Sunday Reflection — 2026-06-18

How much regulation is too much? That’s the question I keep coming back to, now that the EU AI Act is in its teeth-baring phase and Brussels is betting hard on top-down compliance. Meanwhile, I watch the UK take a step back, pivot, and work sector by sector, making it up as they go. And honestly—that’s not a criticism. It might be the only sane response to the speed and unpredictability of AI’s progress.

What’s clear is that the EU is all in on order: fixed categories, mandatory risk assessments, exhaustive reporting, the bureaucratic answer to an engineer’s panic. Germany, especially, loves nothing more than harmonized frameworks and definitive answers. But AI isn’t humming along a fixed track—it’s exploding sideways and upward at once. The UK, unshackled from the Brussels spreadsheet, is taking cues from the world of Agile. They’re launching a policy, seeing what breaks, calling in stakeholders from healthcare, finance, and transport, then iterating.
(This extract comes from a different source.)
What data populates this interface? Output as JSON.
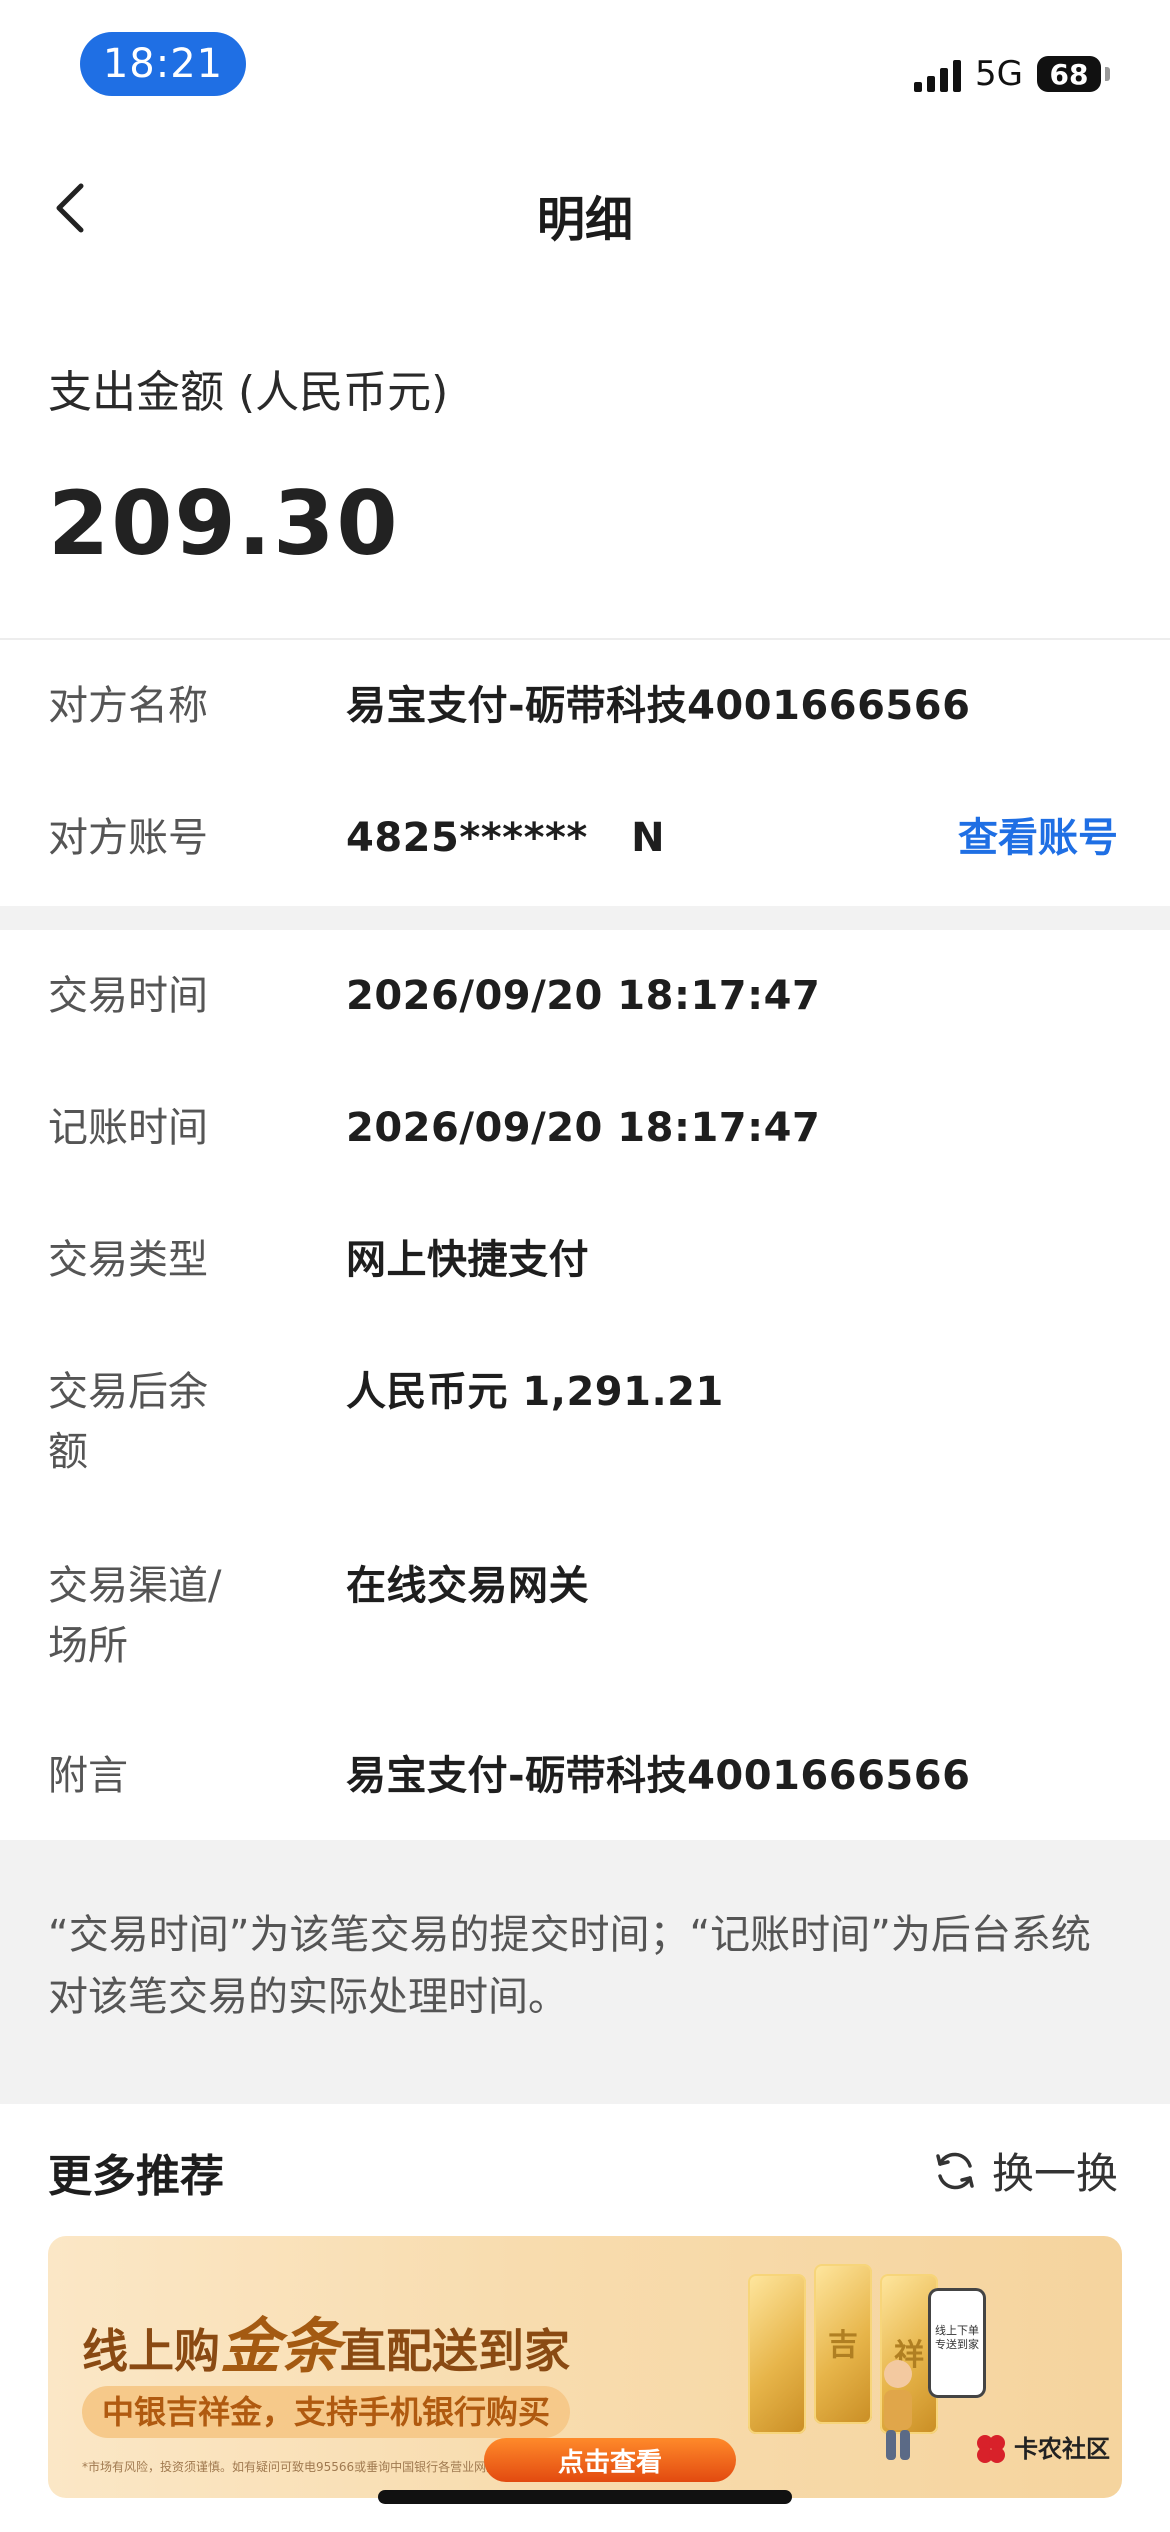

Less grand architecture, more practical patchwork. From my vantage point, it feels more honest—and more likely to keep up.

If you’ve run an IT project—especially in Germany—you know the drill. Years of requirements workshops. Sign-offs from every committee. By launch, your spec is already out of date. I’ve taught AI courses to professionals who arrive tense and leave frustrated: “How do we stay compliant when the rules are obsolete in six months?” My answer rarely satisfies anyone. But in the UK, I see policymakers acting more like software teams: launch a minimal viable rule, push it into the wild, collect feedback, patch, and repeat. You don’t get that from Brussels.
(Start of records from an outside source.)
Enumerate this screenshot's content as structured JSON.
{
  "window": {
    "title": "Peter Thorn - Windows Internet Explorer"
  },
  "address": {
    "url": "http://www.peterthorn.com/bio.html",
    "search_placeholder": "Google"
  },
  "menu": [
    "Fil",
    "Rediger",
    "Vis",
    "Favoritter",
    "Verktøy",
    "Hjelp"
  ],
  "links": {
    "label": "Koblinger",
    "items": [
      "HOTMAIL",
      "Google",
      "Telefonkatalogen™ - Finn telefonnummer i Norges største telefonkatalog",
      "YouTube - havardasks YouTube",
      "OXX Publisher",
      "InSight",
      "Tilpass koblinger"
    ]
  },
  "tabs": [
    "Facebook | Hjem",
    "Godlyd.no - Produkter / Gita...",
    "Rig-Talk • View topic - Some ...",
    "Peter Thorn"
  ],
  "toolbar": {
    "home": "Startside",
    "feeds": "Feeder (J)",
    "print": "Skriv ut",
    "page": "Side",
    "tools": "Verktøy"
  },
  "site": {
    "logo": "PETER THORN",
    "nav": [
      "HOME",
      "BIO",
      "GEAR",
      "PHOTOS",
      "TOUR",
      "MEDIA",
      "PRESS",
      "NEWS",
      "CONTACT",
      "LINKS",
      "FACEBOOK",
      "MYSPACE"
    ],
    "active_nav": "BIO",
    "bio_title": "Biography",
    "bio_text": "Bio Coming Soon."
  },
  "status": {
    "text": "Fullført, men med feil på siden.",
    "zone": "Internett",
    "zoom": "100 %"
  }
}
Here’s a concrete example. Last year, one of my clients—a German logistics company—struggled with integrating an AI-driven scheduling tool. The compliance demands were exhaustive, nested inside the EU’s mountain of regulation. Their UK competitors, by contrast, adopted a more nimble approach: they worked directly with the UK’s sectoral regulator, got pilot approval, and iteratively expanded the tool’s feature set as real-world results rolled in. The difference? The Germans spent a year locked in risk assessments; the Brits iterated product features in response to both user feedback and regulatory check-ins. Who won? The market decided, and it wasn’t Berlin.

The paradox is this: regulation must protect, but it also must adapt. The UK’s model—sector-specific pilots, feedback loops, empowered practitioners—mirrors what makes Agile work in software. It demands humility from regulators and places trust in sector experts, not just legislators. Germany and the EU risk smothering innovation in their bid to eliminate risk entirely. And in AI, where uncertainty is wired into the codebase, that’s a losing bet.

The immediate lesson: importing some UK-style Agile thinking could future-proof the EU’s regulatory project. We need to leave room for adaptation. Top-down edicts may feel safe, but they’re blunt tools for a world moving this quickly. Are we ready to govern AI, or just to slow it down? That’s the question Europe—and especially those of us on the ground here—can’t ignore any longer.